Date Published: |
L’Encyclopédie de l’histoire du Québec / The Quebec History Encyclopedia
Congregationalism
Congregationalism. It was in Nova Scotia that Congregationalism in Canada first appeared. About 1750 Mather's Church (now St. Matthew's United Church ) in Halifax was formed, thus becoming the first dissenting congregation in Canada. Following the expulsion of the Acadians, in 1755, the legislature of Nova Scotia promised religious liberty to settlers from what is now New England ; as a result, many of Puritan stock, who had been reared in Congregational churches, settled in various parts of the Maritime provinces and organized churches of their order. In 1770, there were seven Congregational ministers in Nova Scotia, three of them being graduates of Harvard and one of Yale. The American Revolution separated these churches from their associates across the border, and consequently, instead of Congregational ministers from New England, they were under the necessity of accepting Scotch Presbyterian ministers.
The name of Henry Alline is closely associated with the history of the Maritime provinces. A man of limited education, but possessed of evangelistic zeal, he laboured among the settlers with much success. He accepted Congregational ordination in 1779, and sought everywhere to establish centres of evangelism. Some of these churches later became Baptist or Methodist.

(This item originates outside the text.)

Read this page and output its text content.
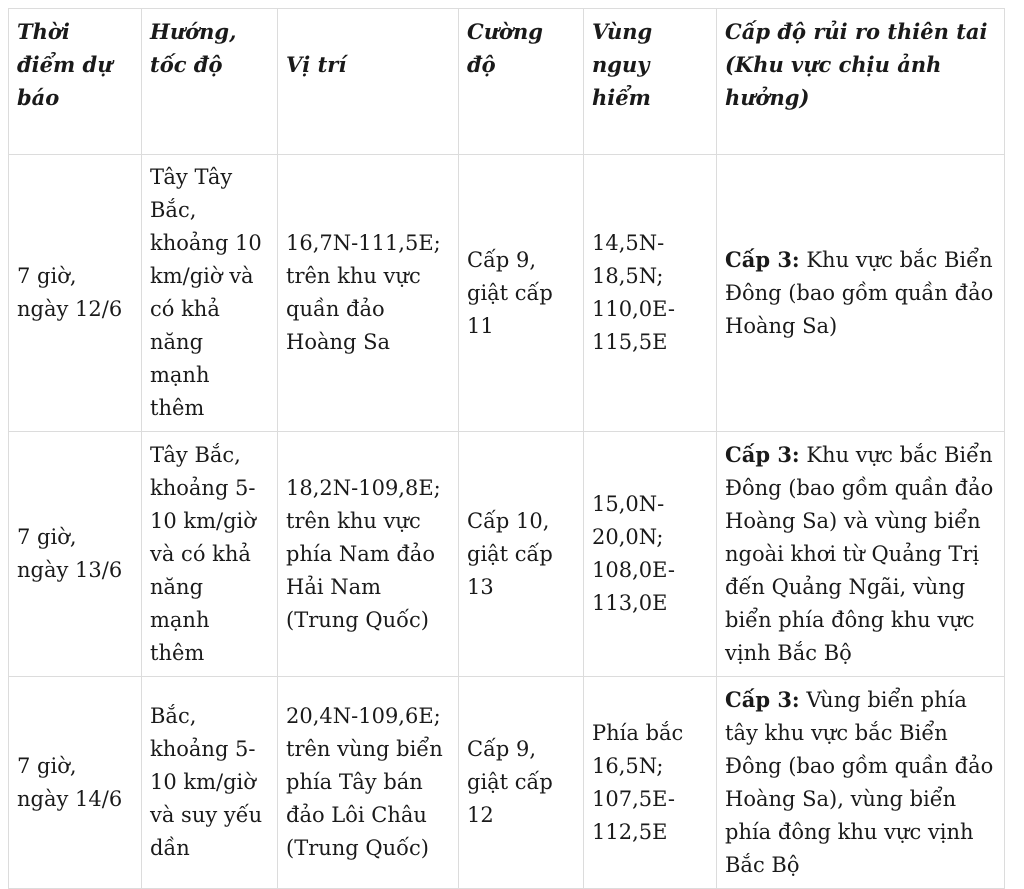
Thời điểm dự báo	Hướng, tốc độ	Vị trí	Cường độ	Vùng nguy hiểm	Cấp độ rủi ro thiên tai (Khu vực chịu ảnh hưởng)
7 giờ, ngày 12/6	Tây Tây Bắc, khoảng 10 km/giờ và có khả năng mạnh thêm	16,7N-111,5E; trên khu vực quần đảo Hoàng Sa	Cấp 9, giật cấp 11	14,5N-18,5N; 110,0E-115,5E	Cấp 3: Khu vực bắc Biển Đông (bao gồm quần đảo Hoàng Sa)
7 giờ, ngày 13/6	Tây Bắc, khoảng 5-10 km/giờ và có khả năng mạnh thêm	18,2N-109,8E; trên khu vực phía Nam đảo Hải Nam (Trung Quốc)	Cấp 10, giật cấp 13	15,0N-20,0N; 108,0E-113,0E	Cấp 3: Khu vực bắc Biển Đông (bao gồm quần đảo Hoàng Sa) và vùng biển ngoài khơi từ Quảng Trị đến Quảng Ngãi, vùng biển phía đông khu vực vịnh Bắc Bộ
7 giờ, ngày 14/6	Bắc, khoảng 5-10 km/giờ và suy yếu dần	20,4N-109,6E; trên vùng biển phía Tây bán đảo Lôi Châu (Trung Quốc)	Cấp 9, giật cấp 12	Phía bắc 16,5N; 107,5E-112,5E	Cấp 3: Vùng biển phía tây khu vực bắc Biển Đông (bao gồm quần đảo Hoàng Sa), vùng biển phía đông khu vực vịnh Bắc Bộ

Within the next half-century, a few churches were formed in Lower Canada, principally along the shores of Chaleur bay and in the Eastern Townships, in the organization of which the London Missionary Society had an honourable share. In the effort to establish new churches, the Congregationalists, Presbyterians, and Baptists formed in Montreal, in 1827, the Canadian Educational and Home Missionary Society. The first secretary y was the Rev. Henry Wilkes, who came to be one of the outstanding leaders of the Congregational churches of Canada . The Baptists and Presbyterians soon withdrew, and there was formed the Canadian Congregational Missionary Society, which planted churches here and there and inaugurated work among the French and the Indians. This Canadian society was greatly assisted by the formation, in 1836, of the Colonial Missionary Society, in connection with the Congregational Union of England and Wales. Wilkes was a vital factor in these movements; indeed he has been termed "the father of modern Congregationalism in Canada". In addition to ministering to Zion Church, Montreal, from 1836 onwards, he travelled throughout the province confirming the churches and planting new ones. In Upper Canada Congregationalism moved slowly, but by the middle of the nineteenth century there must have been some 30 churches there. The situation has been summed up in the following words: "There were two streams of Congregational immigration into Canada, one from the New England states into the Maritime provinces , and one from England direct by the St. Lawrence. The first formed the Congregational Union of Nova Scotia and New Brunswick, and the second the Congregational Union of Ontario and Quebec. These two unions were united in 1906 in the Congregational Union of Canada. With this was united, in 1907, the Ontario Conference of the United Brethren in Christ."
The denomination was greatly handicapped in earlier years through having no theological school for the training of its ministers. A beginning was made when the "Theological Institute" was launched in Toronto under the principalship of the Rev. A. Lillie, D.D.; it was removed to Montreal in 1864; and was designated "The Congregational College of British North America". In 1870 the Rev. Henry Wilkes was pointed principal, and he held this office with much distinction until his death, on November 17, 1886. He began the work without a building and with but a very modest endowment; he left it with a suitable building and a worthy endowment. In 1912 the college became a member of a group of four co-operating colleges of different communions, under a joint board of governors, and passed, in 1925, into the United Church of Canada. Congregationalism had no creed to which subscription was required on the part of its ministers, but in belief it always leaned towards the Westminster standards. Though each congregation was independent and unions were formed for the purposes of fellowship and conference, there was an increasing sense of the need of a central body which would hold stated meetings and have some measure of authority consistent with the autonomy of each individual church. Thus it came about that some Congregational ministers and churches, convinced that the liberty for which they had stood firmly had been won, gradually found their way into the Presbyterian Church. In consequence, the number entering with the Methodist and Presbyterian Churches into the organic union of 1925 was correspondingly small and the membership only some 12,000. Source : W. Stewart WALLACE, ed., The Encyclopedia of Canada, Vol. II, Toronto, University Associates of Canada, 1948, 411p., pp. 115-116.